Pham Doan Trang Trial Postponed as International Observers Condemn Her Detention

Authorities in Vietnam have announced that the trial of Pham Doan Trang has been delayed after a member of the prosecution contracted COVID-19, just a day after the United Nations Working Group on Arbitrary Detention (UNWGAD) called for her immediate and unconditional release. In a statement released on October 25, the group accused the government of arbitrarily detaining the pro-democracy activist due to her work as an independent journalist and human rights defender.

The UNWGAD accused the Vietnamese government of a plethora of human rights violations, calling for an independent investigation into the circumstances of her arrest, and “appropriate measures against those responsible for the violation of her rights.” The group also declared that law used to charge Trang is too vague and is thus “incompatible with the right to freedom of expression guaranteed under the Universal Declaration of Human Rights.”

Trang, a former-state journalist turned pro-democracy advocate, had long been a thorn in the side of the Vietnamese authorities before her arrest in October 2020. Trang was dismissed from her role at VietnamNet in 2009, after being accused of printing t-shirts in opposition to the establishment of Bauxite mines in the Central Highlands. Three years later, she was arrested after attending an anti-China protest in Hanoi. In 2014, disillusioned with state media, she founded Luat Khoa Magazine, an online publication dedicated to the independent analysis of law, politics and human rights in Vietnam.

In May 2016, Trang was detained by police while travelling to Hanoi to meet President Obama to discuss human rights with other civil society activists. In 2018, she was hospitalized after being assaulted by plain clothes police officers who suspected she was distributing copies of her pro-democracy manifesto, Politics for the Common People. Despite this, Trang continued to publish books and articles which criticized the government, while promoting democracy and civil society activism.

Shortly after announcing the release of an updated report into the Dong Tam land dispute violence, which left three police officers and one village elder dead in January 2020, Trang was arrested in Ho Chi Minh City on October 6, 2020. The UNWGAD alleges that there is credible evidence that she was arrested arbitrarily, as at the time of her arrest she was not informed of the charges against her. The statement also criticized the Vietnamese authorities for detaining her incommunicado. Only on October 19, 2021, over a year after her arrest, was she allowed to meet with her lawyer for the first time.

In a damning assessment of Vietnam’s human rights record, the statement also identified a trend of “systemic” arbitrary detention, which if continued “may amount to a serious violation of human rights law.” While the government denied that Trang was targeted for her political activism, the working group pointed to an “apparent pattern in Vietnam of harassing and detaining human rights defenders for their work.”
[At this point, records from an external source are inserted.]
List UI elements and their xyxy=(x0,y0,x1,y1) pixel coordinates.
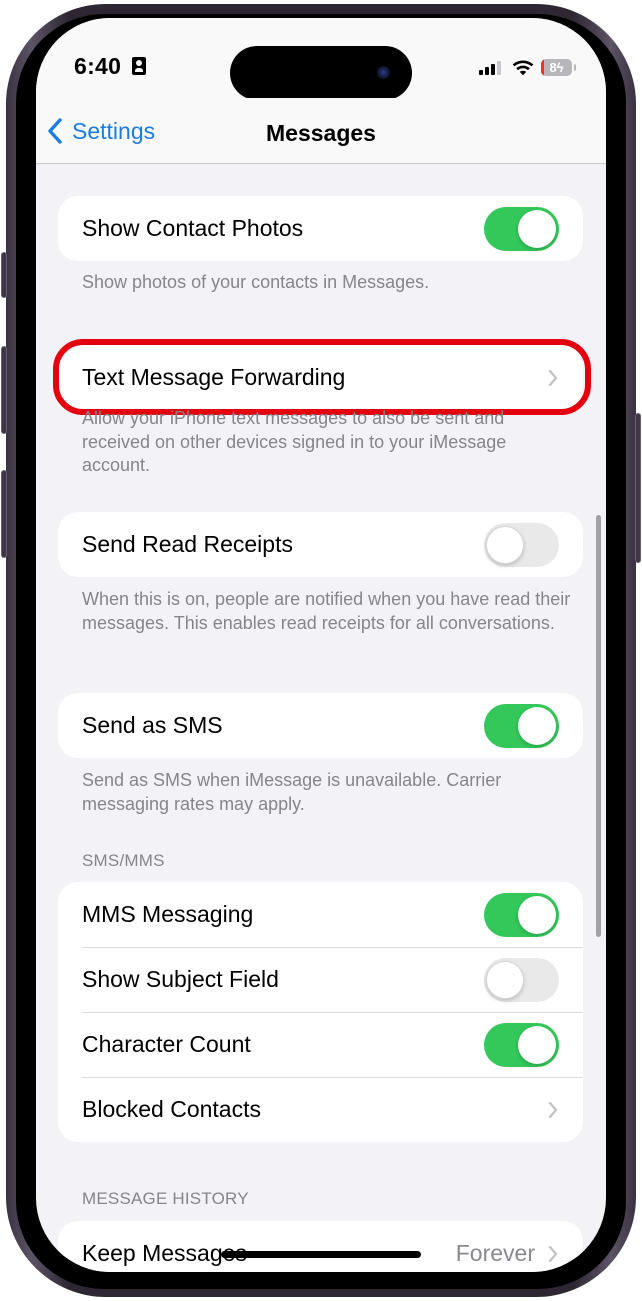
row-label: Blocked Contacts xyxy=(82,1096,261,1122)
settings-list[interactable]: Show Contact Photos Show photos of your … xyxy=(36,165,606,1272)
show-contact-photos-toggle[interactable] xyxy=(484,206,559,251)
toggle-knob xyxy=(518,895,556,934)
battery-percent: 8ϟ xyxy=(549,60,564,75)
navigation-bar: Messages Settings xyxy=(36,98,606,164)
toggle-knob xyxy=(518,1025,556,1064)
row-label: MMS Messaging xyxy=(82,901,254,927)
character-count-toggle[interactable] xyxy=(484,1022,559,1067)
screen: 6:40 8ϟ Messages Settings Show Contact P… xyxy=(36,18,606,1272)
read-receipts-group: Send Read Receipts xyxy=(58,512,583,577)
scroll-indicator[interactable] xyxy=(596,515,601,937)
character-count-row: Character Count xyxy=(58,1012,583,1077)
send-read-receipts-row: Send Read Receipts xyxy=(58,512,583,577)
chevron-left-icon xyxy=(48,118,62,144)
forwarding-group: Text Message Forwarding xyxy=(58,345,583,410)
cellular-signal-icon xyxy=(479,61,503,75)
toggle-knob xyxy=(486,525,524,564)
battery-tip xyxy=(574,64,576,71)
contact-photos-group: Show Contact Photos xyxy=(58,196,583,261)
send-as-sms-toggle[interactable] xyxy=(484,703,559,748)
row-label: Show Contact Photos xyxy=(82,215,304,241)
chevron-right-icon xyxy=(548,1101,558,1118)
send-read-receipts-toggle[interactable] xyxy=(484,522,559,567)
row-label: Text Message Forwarding xyxy=(82,364,346,390)
front-camera-icon xyxy=(377,66,390,79)
status-bar: 6:40 8ϟ xyxy=(36,18,606,100)
back-button[interactable]: Settings xyxy=(46,114,155,148)
send-sms-footnote: Send as SMS when iMessage is unavailable… xyxy=(82,770,502,814)
charging-bolt-icon: ϟ xyxy=(556,60,564,75)
mms-messaging-row: MMS Messaging xyxy=(58,882,583,947)
row-label: Show Subject Field xyxy=(82,966,279,992)
mms-messaging-toggle[interactable] xyxy=(484,892,559,937)
send-as-sms-row: Send as SMS xyxy=(58,693,583,758)
toggle-knob xyxy=(486,960,524,999)
contact-photos-footnote: Show photos of your contacts in Messages… xyxy=(82,272,430,292)
row-label: Send Read Receipts xyxy=(82,531,293,557)
text-message-forwarding-row[interactable]: Text Message Forwarding xyxy=(58,345,583,410)
action-button xyxy=(1,252,7,298)
chevron-right-icon xyxy=(548,1245,558,1262)
blocked-contacts-row[interactable]: Blocked Contacts xyxy=(58,1077,583,1142)
read-receipts-footnote: When this is on, people are notified whe… xyxy=(82,589,571,633)
message-history-group: Keep Messages Forever xyxy=(58,1221,583,1272)
side-button xyxy=(635,413,641,563)
status-time: 6:40 xyxy=(74,53,122,79)
sms-mms-header: SMS/MMS xyxy=(82,851,165,870)
volume-up-button xyxy=(1,346,7,434)
keep-messages-value: Forever xyxy=(455,1240,535,1266)
home-indicator[interactable] xyxy=(221,1251,421,1258)
forwarding-footnote: Allow your iPhone text messages to also … xyxy=(82,408,507,475)
battery-icon: 8ϟ xyxy=(541,59,572,76)
message-history-header: MESSAGE HISTORY xyxy=(82,1189,249,1208)
chevron-right-icon xyxy=(548,369,558,386)
keep-messages-row[interactable]: Keep Messages Forever xyxy=(58,1221,583,1272)
show-subject-field-row: Show Subject Field xyxy=(58,947,583,1012)
sms-mms-group: MMS Messaging Show Subject Field Charact… xyxy=(58,882,583,1142)
dynamic-island xyxy=(230,46,412,100)
toggle-knob xyxy=(518,209,556,248)
send-sms-group: Send as SMS xyxy=(58,693,583,758)
wifi-icon xyxy=(512,60,534,76)
toggle-knob xyxy=(518,706,556,745)
focus-mode-icon xyxy=(132,57,146,75)
row-label: Character Count xyxy=(82,1031,251,1057)
show-subject-field-toggle[interactable] xyxy=(484,957,559,1002)
volume-down-button xyxy=(1,470,7,558)
back-label: Settings xyxy=(72,117,156,144)
row-label: Send as SMS xyxy=(82,712,223,738)
show-contact-photos-row: Show Contact Photos xyxy=(58,196,583,261)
UNWGAD also criticized the legal justification for her arrest. The statement criticized Article 117 of the 2015 Criminal Code, which criminalizes speech and writing deemed to be hostile to the state, for being “so vague that it is impossible to invoke a legal basis for her detention.” The law stands accused of containing “overly broad language” as it provides no clarification on what constitutes material that opposes or defames the government. Worryingly, 12 activists and online commenters in Vietnam have been arrested and charged using this law in 2021 alone.

To be clear, it is worth pointing out that the Article 117 charge against Trang has since been dropped in favor of the law’s predecessor from the 1999 Criminal Code, Article 88. This is because the bulk of the evidence against Trang predates January 1, 2018, when the 2015 Criminal Code took effect. The two laws are almost identical, however.

On October 25, 28 human rights and freedom of expression organizations released a joint statement calling for the immediate and unconditional release of Trang ahead of her original trial date on November 4, 2021. It is not yet clear if the postponement of the trial is a response to the statement, or if the outcome of the trial will be affected, but those hoping for leniency from the Vietnamese government may well be disappointed. She faces up to 12 years in prison if she is found guilty. In January 2021, three members of the Independent Journalists Association of Vietnam, facing similar charges, received prison sentences ranging between 11 and 15 years for writing articles deemed to be opposing the state.

Worryingly, Vietnam is likely to soon take a seat on the UN Human Rights Council, after announcing its intention to stand as a candidate for the 2023-2025 term earlier this year. If Vietnam is serious about its commitment to human rights, it need not wait until 2023 to start taking action. Releasing Pham Doan Trang would be a good place to start. Repealing the law against anti-state propaganda would be an excellent one.